For an up-to-date list of supported database formats, visit the Standard Stack Compatibility Guide.
The reporting database can take up a lot of disk space. You can set up a purge task to prevent the database from getting too large.
The purge task deletes all records associated with old client sessions, checks, or Content Group states.
The purge task deletes records from the following tables:
DocumentMetaInfoEjb FlagEjb MatchEjb RepositoryStateEjb ReuseFlagEjb RuleFlagEjb ScorecardAccessEjb SentenceTooLongFlagEjb SeoFlagEjb SuggestionEjb TermFieldValueEjb TermFlagEjb TermHarvestingFlagEjb TypeStatisticsEjb VoiceCharacteristicEjb
The purge task doesn't change any other tables.
By default the purge task runs every night at 02:00am UTC. You can also configure other intervals.
To configure the purge task, follow these steps:
-
Open your overlay of the core server properties file.

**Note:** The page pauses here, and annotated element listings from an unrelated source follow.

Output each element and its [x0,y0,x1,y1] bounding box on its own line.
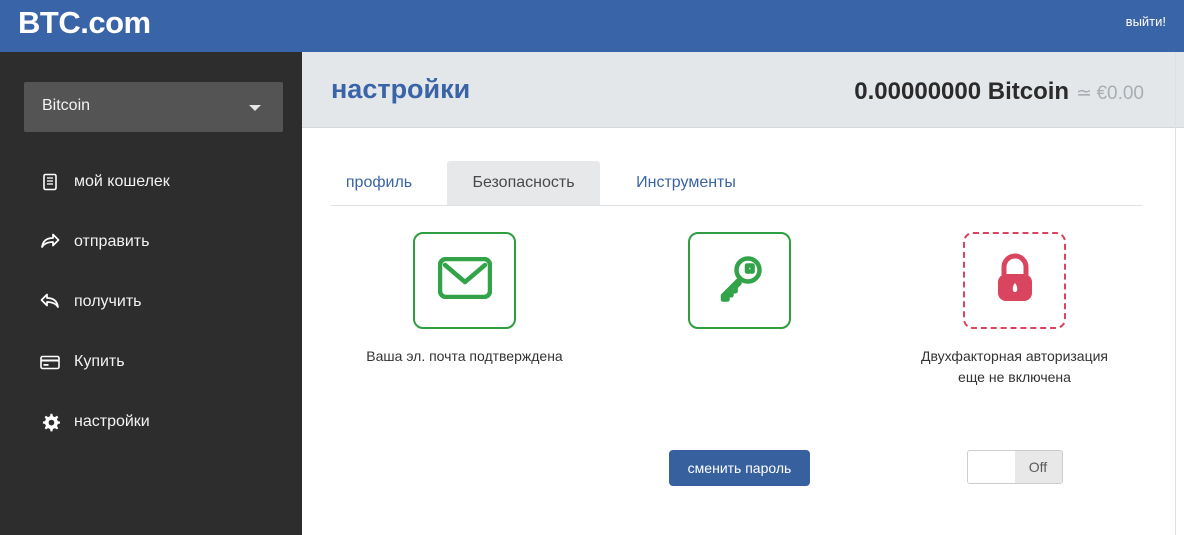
brand-logo[interactable]: BTC.com [18,5,151,41]
email-caption-line: Ваша эл. почта подтверждена [366,348,563,364]
sidebar-nav: мой кошелек отправить получить Купить на… [0,152,302,452]
balance-amount: 0.00000000 Bitcoin [854,78,1070,105]
sidebar-item-settings[interactable]: настройки [0,392,302,452]
sidebar-item-label: настройки [74,413,150,430]
tab-profile[interactable]: профиль [331,161,427,205]
logout-link[interactable]: выйти! [1126,14,1166,29]
email-status-caption: Ваша эл. почта подтверждена [327,346,602,367]
two-factor-caption-line1: Двухфакторная авторизация [920,348,1109,364]
page-header: настройки 0.00000000 Bitcoin ≃ €0.00 [302,52,1184,128]
sidebar-item-label: отправить [74,233,150,250]
sidebar-item-my-wallet[interactable]: мой кошелек [0,152,302,212]
two-factor-caption-line2: еще не включена [958,369,1071,385]
two-factor-caption: Двухфакторная авторизация еще не включен… [877,346,1152,388]
two-factor-status-box [963,232,1066,329]
sidebar-item-label: получить [74,293,142,310]
security-cards: Ваша эл. почта подтверждена сменить паро… [302,232,1184,522]
sidebar-item-buy[interactable]: Купить [0,332,302,392]
sidebar-item-send[interactable]: отправить [0,212,302,272]
wallet-document-icon [40,172,60,192]
balance-display: 0.00000000 Bitcoin ≃ €0.00 [854,78,1144,106]
send-arrow-icon [40,232,60,252]
approx-symbol: ≃ [1076,83,1092,104]
toggle-state-label: Off [1014,451,1062,483]
email-status-box [413,232,516,329]
coin-selector-dropdown[interactable]: Bitcoin [24,82,283,132]
two-factor-card: Двухфакторная авторизация еще не включен… [877,232,1152,484]
balance-fiat: €0.00 [1096,83,1144,104]
sidebar-item-label: Купить [74,353,125,370]
two-factor-action: Off [877,450,1152,484]
change-password-button[interactable]: сменить пароль [668,450,811,486]
lock-icon [991,252,1039,309]
gear-icon [40,412,60,432]
tab-tools[interactable]: Инструменты [616,161,756,205]
app-window: BTC.com выйти! Bitcoin мой кошелек отпра… [0,0,1184,535]
key-icon [714,252,766,309]
sidebar-item-receive[interactable]: получить [0,272,302,332]
coin-selector-value: Bitcoin [42,97,91,114]
main-content: настройки 0.00000000 Bitcoin ≃ €0.00 проф… [302,52,1184,535]
envelope-icon [437,256,492,304]
page-title: настройки [331,74,471,104]
top-header-bar: BTC.com выйти! [0,0,1184,52]
tab-security[interactable]: Безопасность [447,161,600,205]
content-right-border [1175,52,1176,535]
tab-bar: профиль Безопасность Инструменты [331,161,1142,206]
credit-card-icon [40,352,60,372]
two-factor-toggle[interactable]: Off [966,450,1063,484]
password-card: сменить пароль [602,232,877,486]
sidebar-item-label: мой кошелек [74,173,170,190]
receive-arrow-icon [40,292,60,312]
password-status-box [688,232,791,329]
email-status-card: Ваша эл. почта подтверждена [327,232,602,367]
sidebar: Bitcoin мой кошелек отправить получить К… [0,52,302,535]
password-action: сменить пароль [602,450,877,486]
toggle-knob[interactable] [967,451,1015,483]
chevron-down-icon [249,105,261,111]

You find the overlay for the core server properties file in the following location:
<config directory>/server/bin/coreserver.properties
-
Add the following properties:
Property
Descriptions
reportDbPurge.use=true
Turn on database purging.
reportDbPurge.purgeBeforeThatManyMonths=<MONTHS>
Specify the minimum age in months that makes a record purgeable.

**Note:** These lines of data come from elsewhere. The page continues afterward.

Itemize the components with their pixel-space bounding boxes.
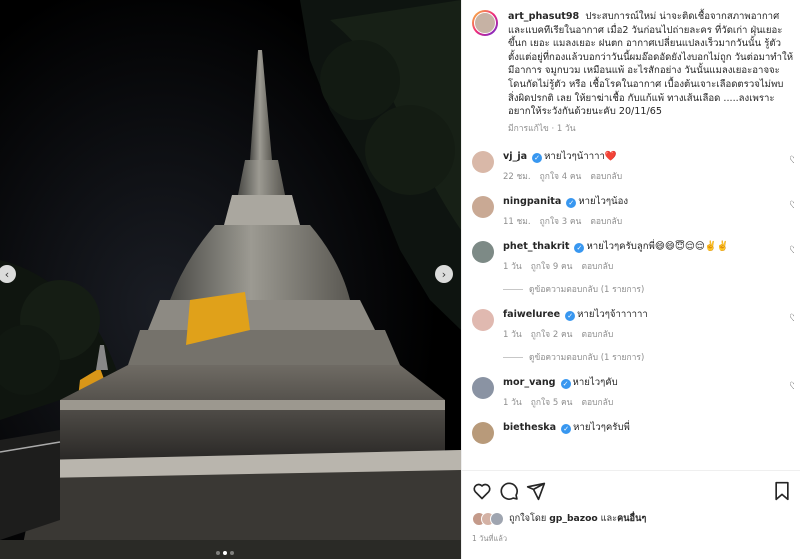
comment-likes[interactable]: ถูกใจ 9 คน [531,259,573,273]
verified-icon: ✓ [561,424,572,434]
avatar[interactable] [472,10,498,36]
verified-icon: ✓ [565,311,576,321]
carousel-dots [216,551,234,555]
heart-icon[interactable]: ♡ [789,381,794,392]
liked-by[interactable]: ถูกใจโดย gp_bazoo และคนอื่นๆ [472,511,646,526]
reply-button[interactable]: ตอบกลับ [581,259,613,273]
comment-item: vj_ja ✓ หายไวๆน้าาาา❤️ 22 ชม. ถูกใจ 4 คน ตอบ… [472,150,794,183]
carousel-dot [216,551,220,555]
bookmark-icon[interactable] [772,481,792,501]
reply-button[interactable]: ตอบกลับ [581,395,613,409]
post-timestamp: 1 วันที่แล้ว [472,534,508,543]
caption-username[interactable]: art_phasut98 [508,11,579,22]
comment-username[interactable]: mor_vang [503,377,556,388]
avatar[interactable] [472,377,494,399]
carousel-dot-active [223,551,227,555]
pagoda-photo [0,0,461,559]
comment-text: หายไวๆครับลูกพี่😄😄😇😌😌✌️✌️ [586,241,729,252]
comment-text: หายไวๆน้าาาา❤️ [544,151,617,162]
post-image[interactable]: ‹ › [0,0,461,559]
comment-text: หายไวๆคับ [572,377,618,388]
avatar[interactable] [472,309,494,331]
comment-time: 1 วัน [503,398,522,408]
view-replies-label[interactable]: ดูข้อความตอบกลับ (1 รายการ) [529,282,644,296]
caption-text: ประสบการณ์ใหม่ น่าจะติดเชื้อจากสภาพอากาศ… [508,11,794,118]
view-replies[interactable]: ดูข้อความตอบกลับ (1 รายการ) [503,350,794,364]
comment-username[interactable]: vj_ja [503,151,527,162]
caption-edited: มีการแก้ไข · 1 วัน [508,123,576,134]
heart-icon[interactable]: ♡ [789,200,794,211]
comment-item: ningpanita ✓ หายไวๆน้อง 11 ชม. ถูกใจ 3 คน ตอ… [472,195,794,228]
comment-username[interactable]: phet_thakrit [503,241,569,252]
comment-likes[interactable]: ถูกใจ 2 คน [531,327,573,341]
heart-icon[interactable]: ♡ [789,313,794,324]
comment-time: 22 ชม. [503,172,531,182]
comment-time: 1 วัน [503,330,522,340]
reply-button[interactable]: ตอบกลับ [590,214,622,228]
comment-list: vj_ja ✓ หายไวๆน้าาาา❤️ 22 ชม. ถูกใจ 4 คน ตอบ… [472,150,794,468]
chevron-right-icon[interactable]: › [435,265,453,283]
avatar[interactable] [472,241,494,263]
verified-icon: ✓ [574,243,585,253]
liked-by-prefix: ถูกใจโดย [509,513,547,524]
avatar[interactable] [472,196,494,218]
avatar [490,511,504,526]
heart-icon[interactable]: ♡ [789,245,794,256]
liked-by-others[interactable]: คนอื่นๆ [617,513,646,524]
comment-likes[interactable]: ถูกใจ 4 คน [540,169,582,183]
comment-icon[interactable] [499,481,519,501]
share-icon[interactable] [526,481,546,501]
avatar[interactable] [472,422,494,444]
liked-by-suffix: และ [600,513,618,524]
comment-username[interactable]: ningpanita [503,196,561,207]
post-viewer: ‹ › art_phasut98 ประสบการณ์ใหม่ น่าจะติด… [0,0,800,559]
comment-likes[interactable]: ถูกใจ 3 คน [540,214,582,228]
comments-panel: art_phasut98 ประสบการณ์ใหม่ น่าจะติดเชื้… [461,0,800,559]
comment-item: phet_thakrit ✓ หายไวๆครับลูกพี่😄😄😇😌😌✌️✌️ 1… [472,240,794,273]
heart-icon[interactable] [472,481,492,501]
carousel-dot [230,551,234,555]
comment-text: หายไวๆจ้าาาาาา [577,309,648,320]
comment-username[interactable]: faiweluree [503,309,560,320]
comment-time: 1 วัน [503,262,522,272]
reply-button[interactable]: ตอบกลับ [581,327,613,341]
view-replies[interactable]: ดูข้อความตอบกลับ (1 รายการ) [503,282,794,296]
action-bar: ถูกใจโดย gp_bazoo และคนอื่นๆ 1 วันที่แล้… [462,470,800,559]
verified-icon: ✓ [566,198,577,208]
comment-text: หายไวๆครับพี่ [573,422,630,433]
comment-item: faiweluree ✓ หายไวๆจ้าาาาาา 1 วัน ถูกใจ 2 ค… [472,308,794,341]
avatar[interactable] [472,151,494,173]
liked-by-user[interactable]: gp_bazoo [549,513,598,524]
comment-text: หายไวๆน้อง [578,196,629,207]
comment-likes[interactable]: ถูกใจ 5 คน [531,395,573,409]
comment-item: mor_vang ✓ หายไวๆคับ 1 วัน ถูกใจ 5 คน ตอบกลั… [472,376,794,409]
verified-icon: ✓ [532,153,543,163]
view-replies-label[interactable]: ดูข้อความตอบกลับ (1 รายการ) [529,350,644,364]
comment-time: 11 ชม. [503,217,531,227]
caption: art_phasut98 ประสบการณ์ใหม่ น่าจะติดเชื้… [472,10,794,136]
comment-item: bietheska ✓ หายไวๆครับพี่ [472,421,794,444]
reply-button[interactable]: ตอบกลับ [590,169,622,183]
verified-icon: ✓ [560,379,571,389]
heart-icon[interactable]: ♡ [789,155,794,166]
comment-username[interactable]: bietheska [503,422,556,433]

(A "month" simplifies to 31 days where each day has 24 hours.)
The default value is 36 (=3 years).
For example, to remove records that are older than 6 months, enter the following value:
reportDbPurge.purgeBeforeThatManyMonths=6
reportDbPurge.cron.schedule=<CRON_EXPRESSION>
Specify a Quartz cron expression that defines when the purge task runs.
By default this is every night at 2am.
For example, to schedule the purge task every Saturday, Sunday and Monday at 01:15am, write:
reportDbPurge.cron.schedule=0 15 1 ? * SAT-MON
reportDbPurge.cron.timeZone=<TIME_ZONE>
Specify the time zone the cron expression from
thereportDbPurge.cron.schedule -
setting relates to.(The supported time zone IDs may depend on the platform JDK.)
The default time zone is UTC.
For example, to schedule the purge task in Icelandic time, enter the following value:
reportDbPurge.cron.timeZone=Atlantic/Reykjavik
reportDbPurge.batchSize=<BATCH_SIZE>
The number of primary records to be deleted in one transaction.
A primary record is one selected by its age: a check, a client session, or a Content Group (repository) state record. It may have any number of related records that are deleted in the same transaction.
The default value is 50.
Decrease the value only if you’re facing memory issues during a purge task.
Increase the value to speed up the purge task. (Not recommended when you check large documents that receive many highlights!)
For example, to process 1000 primary records and all their related records in one transaction set:
reportDbPurge.batchSize=1000
-
Save your changes and restart the Acrolinx Platform.